Each government thus faced similar choices between defending the original system by challenging the emerging consensus around its apparent unfairness; modifying the system by changing the appeal system; or abandoning it altogether and reverting to solely teacher assessed grades. Ultimately, all three governments followed the same path. Initially, they opted to defend their original policy choice. However, by 17 August, the UK, Welsh, and Northern education secretaries announced (separately) that examination grades would be based solely on CAGs – unless the standardisation process had generated a higher grade (students would receive whichever was highest).
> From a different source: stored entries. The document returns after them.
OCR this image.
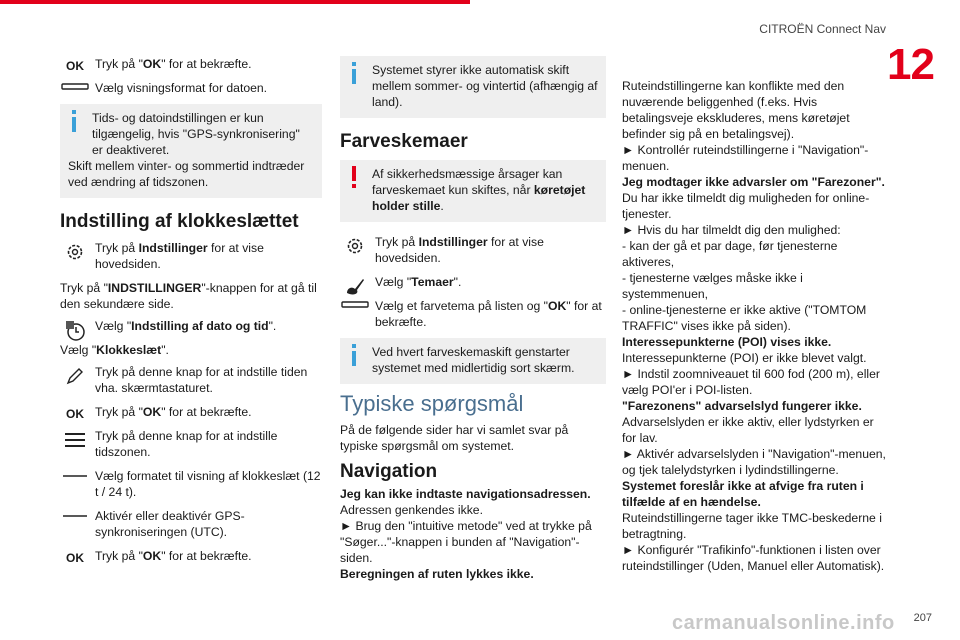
CITROËN Connect Nav
12
OK Tryk på "OK" for at bekræfte.
Vælg visningsformat for datoen.
Tids- og datoindstillingen er kun tilgængelig, hvis "GPS-synkronisering" er deaktiveret.
Skift mellem vinter- og sommertid indtræder ved ændring af tidszonen.
Indstilling af klokkeslættet
Tryk på Indstillinger for at vise hovedsiden.

Tryk på "INDSTILLINGER"-knappen for at gå til den sekundære side.

Vælg "Indstilling af dato og tid".

Vælg "Klokkeslæt".

Tryk på denne knap for at indstille tiden vha. skærmtastaturet.
OK Tryk på "OK" for at bekræfte.
Tryk på denne knap for at indstille tidszonen.
Vælg formatet til visning af klokkeslæt (12 t / 24 t).
Aktivér eller deaktivér GPS-synkroniseringen (UTC).
OK Tryk på "OK" for at bekræfte.
Systemet styrer ikke automatisk skift mellem sommer- og vintertid (afhængig af land).
Farveskemaer
Af sikkerhedsmæssige årsager kan farveskemaet kun skiftes, når køretøjet holder stille.
Tryk på Indstillinger for at vise hovedsiden.
Vælg "Temaer".
Vælg et farvetema på listen og "OK" for at bekræfte.
Ved hvert farveskemaskift genstarter systemet med midlertidig sort skærm.
Typiske spørgsmål

På de følgende sider har vi samlet svar på typiske spørgsmål om systemet.

Navigation

Jeg kan ikke indtaste navigationsadressen.

Adressen genkendes ikke.

► Brug den "intuitive metode" ved at trykke på "Søger..."-knappen i bunden af "Navigation"-siden.

Beregningen af ruten lykkes ikke.

Ruteindstillingerne kan konflikte med den nuværende beliggenhed (f.eks. Hvis betalingsveje ekskluderes, mens køretøjet befinder sig på en betalingsvej).

► Kontrollér ruteindstillingerne i "Navigation"-menuen.

Jeg modtager ikke advarsler om "Farezoner".

Du har ikke tilmeldt dig muligheden for online-tjenester.

► Hvis du har tilmeldt dig den mulighed:

- kan der gå et par dage, før tjenesterne aktiveres,

- tjenesterne vælges måske ikke i systemmenuen,

- online-tjenesterne er ikke aktive ("TOMTOM TRAFFIC" vises ikke på siden).

Interessepunkterne (POI) vises ikke.

Interessepunkterne (POI) er ikke blevet valgt.

► Indstil zoomniveauet til 600 fod (200 m), eller vælg POI'er i POI-listen.

"Farezonens" advarselslyd fungerer ikke.

Advarselslyden er ikke aktiv, eller lydstyrken er for lav.

► Aktivér advarselslyden i "Navigation"-menuen, og tjek talelydstyrken i lydindstillingerne.

Systemet foreslår ikke at afvige fra ruten i tilfælde af en hændelse.

Ruteindstillingerne tager ikke TMC-beskederne i betragtning.

► Konfigurér "Trafikinfo"-funktionen i listen over ruteindstillinger (Uden, Manuel eller Automatisk).

carmanualsonline.info 207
Scotland’s initial experience was instructive to the rest of the UK and its example provided the UK government with a blueprint to follow (eventually). It began with a new policy choice – reverting to teacher assessed grades – sold as fairer to victims of the standardisation process. Once this precedent had been set, a different course for policymakers at the UK level became difficult to resist, particularly when faced with a similar backlash. The UK’s government’s decision in turn influenced the Welsh and Northern Irish governments.
In short, we can see that the particular ordering of choices created a cascading effect across the four governments which created initially one policy solution, before triggering a U-turn. This focus on order and timing should not be lost during the inevitable inquiries and reports on the examinations systems. The take-home message is to not ignore the policy process when evaluating the long-term effect of these policies. Focus on why the standardisation processes went wrong is welcome, but we should also focus on why the policymaking process malfunctioned, to produce a wildly inconsistent approach to the same policy choice in such a short space of time. Examining both aspects of this fiasco will be crucial to the grading process in 2021, given that governments will be seeking an alternative to exams for a second year.
Note: the above draws on the authors’ published work in British Politics.